Colorado Springs, in partnership with the U.S. Forest Service, the U.S. Army Research Institute of Environmental Medicine and Colorado Springs Utilities, is now considering how to create a new Summit Visitor Center on the site, along with a plant building, the CSU Communications Facility and High-Altitude Research Laboratory, on a second site. Last night the city held a public hearing to discuss possible plans for the Pikes Peak Summit Complex. The doughnuts did not play a big part in the discussion, but they should. Here's the deal:

Doughnuts have been served on the summit for more than a century. After the Army abandoned its weather station on the top of Pikes Peak in 1888, the mayor of Manitou Springs moved in, selling coffee and doughnuts to tourists.

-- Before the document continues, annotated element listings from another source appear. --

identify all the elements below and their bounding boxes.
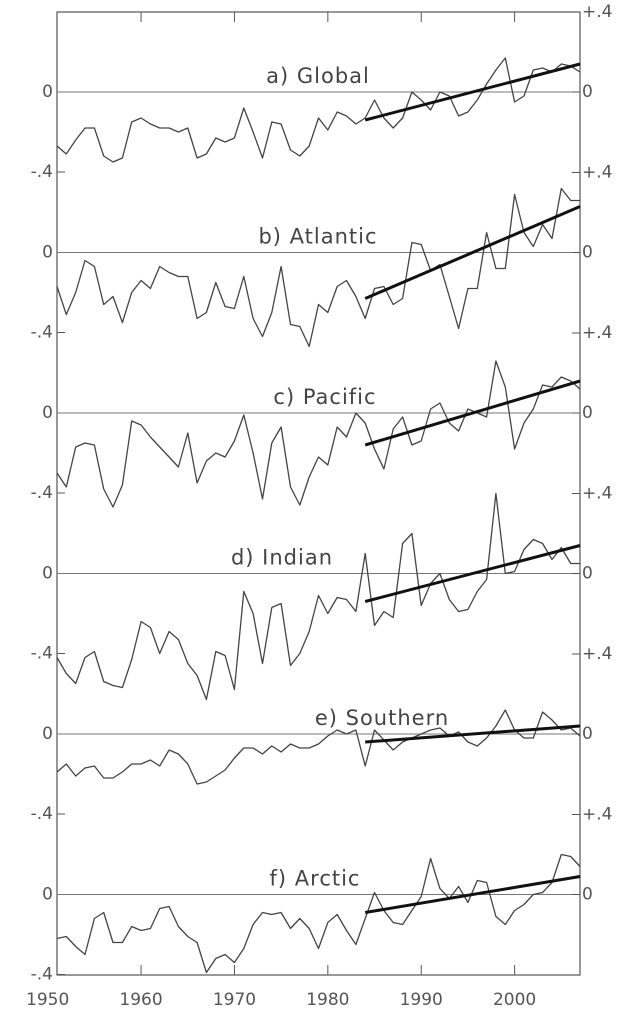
x-tick-label: 1960 [119,990,162,1010]
panel-title: b) Atlantic [258,225,377,249]
y2-tick-label: +.4 [582,805,612,825]
y-tick-label: 0 [42,564,53,584]
x-tick-label: 1950 [26,990,69,1010]
series-line [56,492,580,701]
y2-tick-label: 0 [582,724,593,744]
trend-line [364,62,581,122]
y-tick-label: 0 [42,885,53,905]
panel-title: d) Indian [231,546,333,570]
y-tick-label: 0 [42,724,53,744]
x-tick-label: 1970 [213,990,256,1010]
plot-frame [56,11,581,976]
y-tick-label: 0 [42,403,53,423]
y-tick-label: -.4 [31,162,53,182]
trend-line [364,875,581,914]
y2-tick-label: +.4 [582,644,612,664]
y2-tick-label: 0 [582,403,593,423]
trend-line [364,205,581,300]
y-tick-label: -.4 [31,644,53,664]
x-tick-label: 2000 [493,990,536,1010]
y-tick-label: -.4 [31,483,53,503]
y2-tick-label: +.4 [582,484,612,504]
y2-tick-label: 0 [582,564,593,584]
y-tick-label: 0 [42,82,53,102]
x-tick-label: 1990 [400,990,443,1010]
panel-title: f) Arctic [270,867,361,891]
y-tick-label: -.4 [31,323,53,343]
trend-line [365,724,581,744]
series-line [56,709,581,785]
x-tick-label: 1980 [306,990,349,1010]
y2-tick-label: 0 [582,885,593,905]
y-tick-label: -.4 [31,804,53,824]
trend-line [364,544,581,603]
y2-tick-label: +.4 [582,323,612,343]
panel-title: e) Southern [315,706,449,730]
series-line [56,57,581,163]
y-tick-label: 0 [42,243,53,263]
y2-tick-label: 0 [582,82,593,102]
y2-tick-label: 0 [582,243,593,263]
y-tick-label: -.4 [31,965,53,985]
y2-tick-label: +.4 [582,163,612,183]
panel-title: a) Global [266,64,370,88]
series-line [56,853,581,974]
y2-tick-label: +.4 [582,2,612,22]
series-line [56,187,580,348]
panel-title: c) Pacific [273,385,376,409]
series-line [56,360,581,508]
trend-line [364,379,581,447]
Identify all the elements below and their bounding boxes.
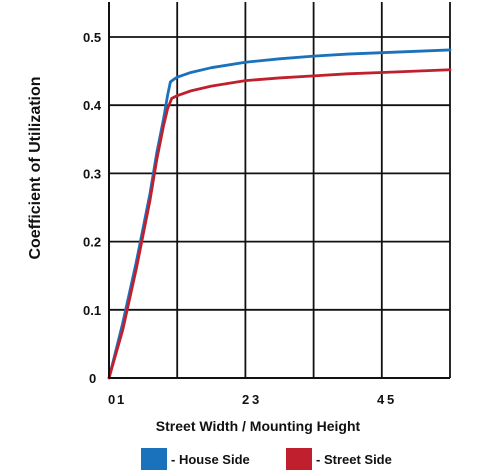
- y-tick-label: 0.2: [83, 235, 101, 250]
- y-tick-label: 0: [89, 371, 96, 386]
- x-tick-label: 5: [387, 392, 394, 407]
- y-tick-label: 0.3: [83, 166, 101, 181]
- series-layer: [107, 48, 452, 380]
- y-tick-label: 0.1: [83, 303, 101, 318]
- y-tick-label: 0.4: [83, 98, 102, 113]
- legend-label-house-side: - House Side: [171, 452, 250, 467]
- series-line-house-side: [107, 48, 452, 380]
- y-tick-labels: 0 0.1 0.2 0.3 0.4 0.5: [83, 30, 102, 386]
- y-axis-title: Coefficient of Utilization: [27, 76, 44, 259]
- series-line-street-side: [107, 68, 452, 380]
- legend-swatch-house-side: [141, 448, 167, 470]
- x-tick-label: 1: [117, 392, 124, 407]
- x-tick-label: 0: [108, 392, 115, 407]
- x-tick-label: 4: [377, 392, 385, 407]
- legend: - House Side - Street Side: [141, 448, 392, 470]
- x-tick-label: 3: [252, 392, 259, 407]
- x-axis-title: Street Width / Mounting Height: [156, 418, 361, 434]
- legend-swatch-street-side: [286, 448, 312, 470]
- y-tick-label: 0.5: [83, 30, 101, 45]
- x-tick-label: 2: [242, 392, 249, 407]
- axes: [108, 2, 450, 379]
- legend-label-street-side: - Street Side: [316, 452, 392, 467]
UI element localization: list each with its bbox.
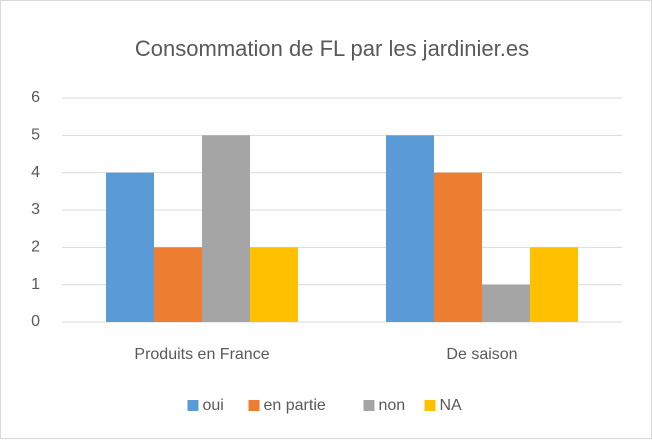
legend-swatch [363, 400, 375, 411]
chart-title: Consommation de FL par les jardinier.es [135, 36, 529, 61]
legend-label: oui [203, 397, 224, 414]
bar [202, 135, 250, 322]
x-tick-label: Produits en France [134, 346, 269, 363]
y-tick-label: 0 [31, 313, 40, 330]
legend-label: NA [440, 397, 463, 414]
bar [530, 247, 578, 322]
legend-label: en partie [264, 397, 326, 414]
legend-swatch [248, 400, 260, 411]
y-tick-label: 3 [31, 201, 40, 218]
legend-swatch [424, 400, 436, 411]
y-tick-label: 4 [31, 164, 40, 181]
x-tick-label: De saison [446, 346, 517, 363]
legend-swatch [187, 400, 199, 411]
y-tick-label: 1 [31, 276, 40, 293]
bar [250, 247, 298, 322]
y-tick-label: 6 [31, 89, 40, 106]
bar [434, 172, 482, 322]
y-tick-label: 5 [31, 127, 40, 144]
bar [106, 172, 154, 322]
bar [386, 135, 434, 322]
bar [482, 284, 530, 322]
y-tick-label: 2 [31, 239, 40, 256]
legend-label: non [379, 397, 406, 414]
bar [154, 247, 202, 322]
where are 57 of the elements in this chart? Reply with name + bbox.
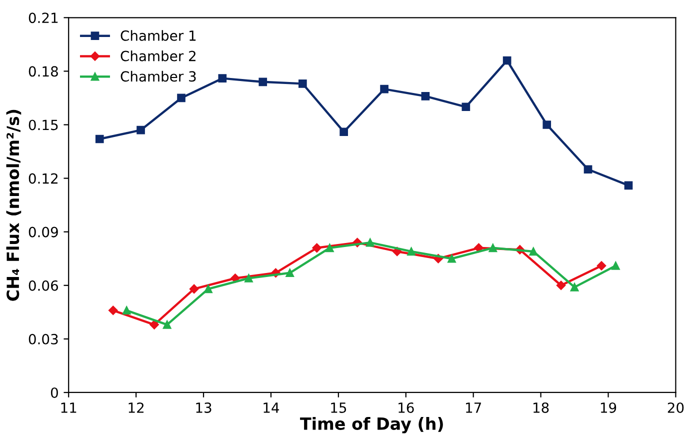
- y-tick-label: 0.15: [28, 120, 58, 130]
- point: [286, 268, 294, 278]
- y-tick-label: 0: [50, 387, 58, 398]
- x-tick-label: 13: [196, 402, 212, 413]
- point: [189, 284, 199, 294]
- point: [95, 134, 104, 144]
- point: [162, 320, 172, 329]
- point: [218, 74, 227, 82]
- point: [488, 244, 498, 252]
- x-tick-label: 18: [533, 402, 549, 413]
- point: [258, 78, 268, 86]
- point: [596, 261, 606, 270]
- point: [462, 102, 470, 112]
- x-tick-label: 14: [264, 402, 280, 413]
- x-tick-label: 11: [61, 402, 76, 413]
- y-tick-label: 0.09: [28, 226, 58, 238]
- point: [122, 306, 131, 315]
- y-tick-label: 0.03: [28, 334, 58, 344]
- y-tick-label: 0.18: [28, 66, 58, 77]
- point: [108, 306, 118, 316]
- point: [542, 120, 552, 129]
- x-tick-label: 15: [331, 402, 346, 413]
- point: [529, 247, 538, 256]
- y-tick-label: 0.06: [28, 280, 58, 291]
- point: [177, 94, 186, 102]
- point: [366, 238, 374, 247]
- point: [298, 80, 307, 88]
- point: [340, 128, 348, 136]
- point: [150, 320, 159, 330]
- point: [421, 92, 430, 100]
- point: [448, 254, 456, 263]
- point: [570, 283, 579, 292]
- point: [474, 243, 484, 253]
- point: [204, 284, 212, 294]
- point: [244, 274, 253, 282]
- point: [136, 126, 145, 134]
- legend-label: Chamber 2: [120, 50, 196, 62]
- y-axis-title: CH₄ Flux (nmol/m²/s): [6, 110, 22, 301]
- point: [407, 247, 416, 256]
- point: [325, 244, 334, 252]
- y-tick-label: 0.21: [28, 12, 58, 24]
- x-tick-label: 17: [466, 402, 481, 413]
- x-tick-label: 19: [600, 402, 616, 413]
- x-tick-label: 16: [398, 402, 414, 413]
- point: [624, 181, 633, 190]
- point: [380, 84, 388, 94]
- point: [312, 243, 322, 253]
- y-tick-label: 0.12: [28, 173, 58, 184]
- point: [612, 262, 620, 270]
- point: [502, 56, 512, 65]
- x-axis-title: Time of Day (h): [300, 417, 443, 434]
- legend-label: Chamber 3: [120, 70, 196, 82]
- point: [584, 165, 592, 174]
- x-tick-label: 12: [128, 402, 144, 413]
- legend-label: Chamber 1: [120, 30, 196, 41]
- x-tick-label: 20: [668, 402, 684, 413]
- point: [556, 280, 566, 290]
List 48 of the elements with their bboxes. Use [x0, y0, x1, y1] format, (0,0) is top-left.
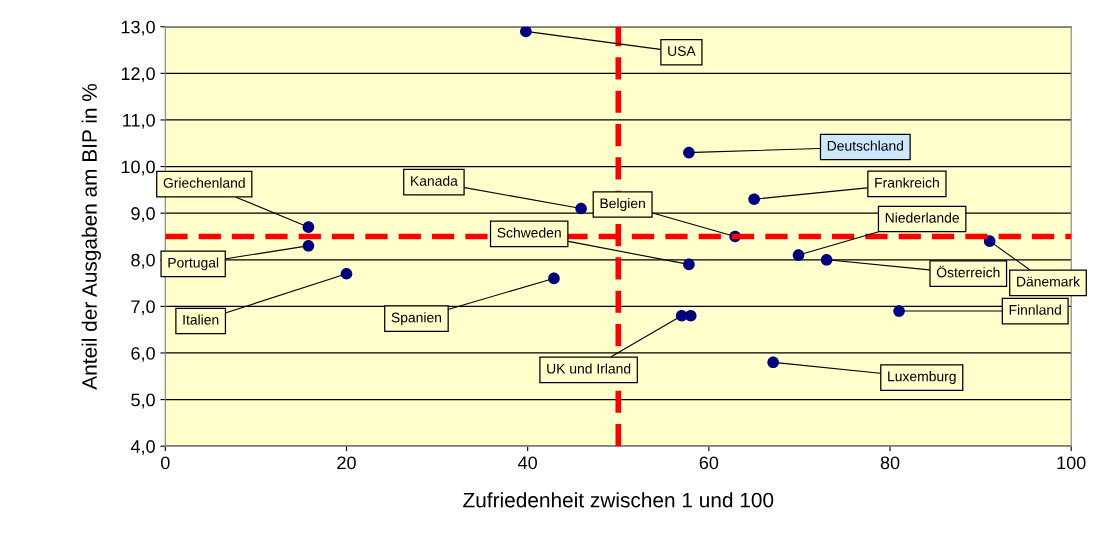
- point: [748, 193, 760, 205]
- annotation: Schweden: [497, 227, 561, 238]
- x-tick-label: 0: [161, 456, 170, 470]
- point: [792, 249, 805, 261]
- annotation: Belgien: [600, 198, 645, 211]
- point: [302, 239, 315, 252]
- y-tick-label: 13,0: [121, 20, 155, 36]
- point: [767, 356, 779, 369]
- y-tick-label: 10,0: [121, 160, 155, 176]
- annotation: Luxemburg: [888, 371, 956, 385]
- point: [520, 26, 532, 38]
- x-tick-label: 100: [1057, 456, 1086, 470]
- annotation: Österreich: [936, 265, 1000, 278]
- x-tick-label: 60: [699, 456, 719, 470]
- annotation: USA: [668, 46, 696, 56]
- x-tick-label: 80: [880, 456, 900, 470]
- y-axis-title: Anteil der Ausgaben am BIP in %: [81, 83, 102, 390]
- point: [683, 258, 695, 271]
- annotation: Kanada: [411, 175, 458, 186]
- annotation: Griechenland: [163, 177, 245, 188]
- x-axis-title: Zufriedenheit zwischen 1 und 100: [463, 492, 774, 508]
- y-tick-label: 11,0: [123, 113, 155, 129]
- annotation: Frankreich: [875, 177, 939, 188]
- annotation: UK und Irland: [547, 363, 631, 374]
- point: [893, 305, 905, 317]
- point: [683, 146, 695, 159]
- y-tick-label: 5,0: [131, 393, 155, 409]
- y-tick-label: 6,0: [131, 346, 155, 362]
- point: [983, 235, 996, 247]
- annotation: Dänemark: [1017, 276, 1081, 287]
- annotation: Spanien: [391, 312, 442, 326]
- annotation: Italien: [183, 314, 219, 325]
- point: [302, 221, 315, 233]
- y-tick-label: 4,0: [130, 440, 155, 456]
- y-tick-label: 8,0: [131, 253, 155, 269]
- annotation: Portugal: [168, 257, 219, 271]
- annotation: Niederlande: [885, 212, 959, 223]
- point: [548, 272, 560, 285]
- annotation: Deutschland: [827, 140, 904, 151]
- point: [820, 253, 833, 266]
- point: [575, 202, 587, 215]
- annotation: Finnland: [1009, 304, 1061, 315]
- point: [340, 267, 353, 280]
- y-tick-label: 12,0: [121, 67, 155, 83]
- x-tick-label: 20: [337, 456, 356, 470]
- x-tick-label: 40: [518, 456, 538, 470]
- y-tick-label: 9,0: [131, 207, 155, 223]
- y-tick-label: 7,0: [131, 300, 155, 316]
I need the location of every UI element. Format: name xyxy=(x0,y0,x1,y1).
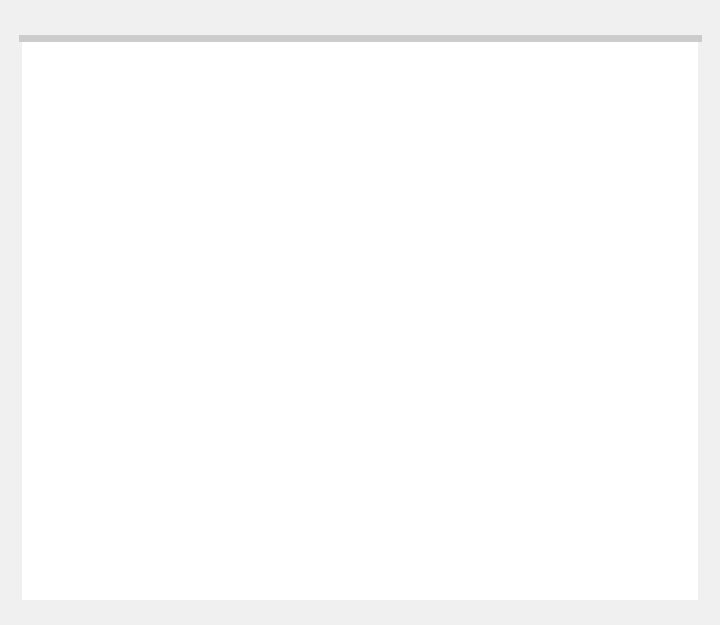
Circle shape xyxy=(134,428,142,435)
Circle shape xyxy=(130,262,150,279)
Circle shape xyxy=(134,371,142,378)
Circle shape xyxy=(130,368,150,386)
Circle shape xyxy=(614,518,643,542)
Text: Let $X_1, X_2, \ldots, X_{20}$ be a random sample from $N(3, 16)$.: Let $X_1, X_2, \ldots, X_{20}$ be a rand… xyxy=(129,138,660,161)
Text: The distribution of $U =X_1+2X_2 +3X_3$ is: The distribution of $U =X_1+2X_2 +3X_3$ … xyxy=(129,176,534,198)
Text: $N(6, 96)$: $N(6, 96)$ xyxy=(176,429,256,450)
Text: $N(18, 224)$: $N(18, 224)$ xyxy=(176,318,282,339)
Text: None: None xyxy=(176,265,231,284)
Text: Select one:: Select one: xyxy=(118,239,219,257)
Circle shape xyxy=(134,264,142,271)
Circle shape xyxy=(130,426,150,443)
Text: $N(18, 96)$: $N(18, 96)$ xyxy=(176,371,269,392)
Text: Clear my choice: Clear my choice xyxy=(140,501,286,519)
Circle shape xyxy=(130,315,150,332)
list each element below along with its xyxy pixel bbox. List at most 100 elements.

The arrangement became more formal in the current Summit House, where bakers use a very specific high-altitude formula to overcome the challenges of creating a cake doughnut above 14,000 feet. "Even with the high altitude at the top of Pikes Peak, the lines here can get long," advises the Colorado Springs visitors' site. "The recipe is top-secret and wasn’t even shared when filming on location for a Food Network special featuring high-altitude sweets."

You can snag one, wrapped in wax paper, for just a buck. Of course, you can enjoy such typical tourist fare as hot dogs and fudge, too.

Want to weigh in on the future of the Pikes Peak Summit House? You can take the survey, but fair warning: No mention of doughnuts here, either.